Les mesures envisagées lors de cet atelier ont été, par exemple : la création d’une Vice-présidence dédiée à la carrière des enseignants-chercheurs et le développement des fonctions de gestion des carrières dans le service RH, les deux usant du suivi de carrière ou de bilans de compétences.

On voit bien ici comment cet atelier se base sur la vision d’une Université-employeur : plutôt que de renforcer les modalités d’autogestion propres à l’Université-communauté, on se propose de renforcer les modalités de gestion externes, propres à la bureaucratie : présidence et services RH.

Cependant, avec de grands pouvoirs viennent de grandes responsabilités, et c’est pourquoi l’Université-employeur devrait se préparer aux défis que la LPPR s’apprête à lui faire relever.

Les défis de la LPPR

Le modèle de carrière actuel français, dit « hiérarchique », est le plus protecteur pour les employés et le plus rigide pour les employeurs (voir ces explications). Les mesures prévues dans la LPPR s’apparentent à l’adoption de dispositifs de gestion de carrière des deux autres grands modèles : « survivants » et « tenure (+adjuncts) », beaucoup moins protecteurs pour l’employés mais plus souples pour l’employeur : augmentation de l’évaluation et des primes à la performance, réduction du nombre de postes permanents, utilisation de contrat de projet permettant des licenciements quasiment sans cause, etc…

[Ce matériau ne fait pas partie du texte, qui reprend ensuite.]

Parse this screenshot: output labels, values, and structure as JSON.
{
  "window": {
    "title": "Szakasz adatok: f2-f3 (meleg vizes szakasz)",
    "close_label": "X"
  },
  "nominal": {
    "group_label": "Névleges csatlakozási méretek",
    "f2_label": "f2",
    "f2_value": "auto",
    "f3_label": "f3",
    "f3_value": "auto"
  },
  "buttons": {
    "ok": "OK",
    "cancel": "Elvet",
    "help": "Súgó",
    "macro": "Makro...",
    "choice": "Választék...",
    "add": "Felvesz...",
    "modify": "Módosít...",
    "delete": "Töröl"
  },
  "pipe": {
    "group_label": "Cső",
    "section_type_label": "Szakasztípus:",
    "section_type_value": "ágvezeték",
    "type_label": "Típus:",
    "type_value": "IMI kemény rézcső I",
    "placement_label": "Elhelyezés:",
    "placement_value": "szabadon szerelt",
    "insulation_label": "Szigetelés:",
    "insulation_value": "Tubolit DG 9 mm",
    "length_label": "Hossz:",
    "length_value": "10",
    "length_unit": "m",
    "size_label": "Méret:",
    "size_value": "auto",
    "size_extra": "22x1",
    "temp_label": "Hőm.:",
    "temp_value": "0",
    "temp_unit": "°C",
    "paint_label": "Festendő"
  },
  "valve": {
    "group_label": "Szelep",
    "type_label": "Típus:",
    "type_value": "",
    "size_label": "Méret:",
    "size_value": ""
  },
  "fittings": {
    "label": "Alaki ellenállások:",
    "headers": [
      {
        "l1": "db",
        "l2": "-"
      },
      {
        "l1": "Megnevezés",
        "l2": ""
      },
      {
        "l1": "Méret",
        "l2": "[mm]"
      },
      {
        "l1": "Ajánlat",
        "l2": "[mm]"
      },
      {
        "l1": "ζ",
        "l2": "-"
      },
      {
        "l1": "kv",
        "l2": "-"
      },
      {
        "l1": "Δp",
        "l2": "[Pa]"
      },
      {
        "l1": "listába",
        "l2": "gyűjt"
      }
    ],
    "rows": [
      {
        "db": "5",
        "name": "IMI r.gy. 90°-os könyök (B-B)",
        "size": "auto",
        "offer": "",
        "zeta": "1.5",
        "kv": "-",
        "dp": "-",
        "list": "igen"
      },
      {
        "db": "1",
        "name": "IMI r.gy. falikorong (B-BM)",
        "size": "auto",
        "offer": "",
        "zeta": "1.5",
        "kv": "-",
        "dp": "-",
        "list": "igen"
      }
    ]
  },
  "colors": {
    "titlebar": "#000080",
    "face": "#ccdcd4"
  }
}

Or, les systèmes basés sur ces modèles sont aussi caractérisés par de très hauts taux de RPS (risques psycho-sociaux) (voir  par exemple : Morrish, Liz. « Pressure Vessels: The Epidemic of Poor Mental Health among Higher Education Staff ». HEPI, 13 mai 2019.). Ces RPS seront accrus lors des phases de transition, notamment parce qu’il impose à aux universitaires de s’adapter à un modèle qu’ils n’ont pas choisi au moment de leur recrutement.

Il y a trois façon de se positionner vis-à-vis de cette connaissance :

  • l’ignorer (on fait comme si ça n’existait pas) ;
  • la nier (on la décrédibilise suffisamment pour pouvoir l’ignorer) ;
  • ou la prendre en compte (mais alors comment ?)

Les présidences d’Université-employeur doivent dès aujourd’hui choisir entre ces trois options. Pour celles qui feront le choix de se préparer, on peut déjà identifier plusieurs défis qui vont devoir être relevés.

Revalorisation différentiée

La revalorisation est envisagée essentiellement en début de carrière, donc pour les nouveaux enseignants-chercheurs, alors que tous les autres ont leur point d’indice gelé depuis 10 ans. L’accroissement du poids de l’évaluation permettra même à des nouveaux de « doubler » des anciens grâce à de meilleures conditions de travail.
Deux types de carrières caractérisées par des valorisation différentes vont donc cohabiter, avec un ressenti légitime des personnels les moins bien traités. 

Développement de pratiques proches du harcèlement

L’accroissement du poids de l’évaluation sur les carrières implique aussi une transition vers un système plus hiérarchique, et donc de passer par une phase où les cadres universitaires découvrent leurs nouveaux pouvoirs sur les autres enseignants-chercheurs et apprennent à s’en servir.
Ces phases de transition se caractérisent par un développement de pratiques proches du harcèlement, souvent méconnues et incontrôlées par leurs auteurs eux-mêmes.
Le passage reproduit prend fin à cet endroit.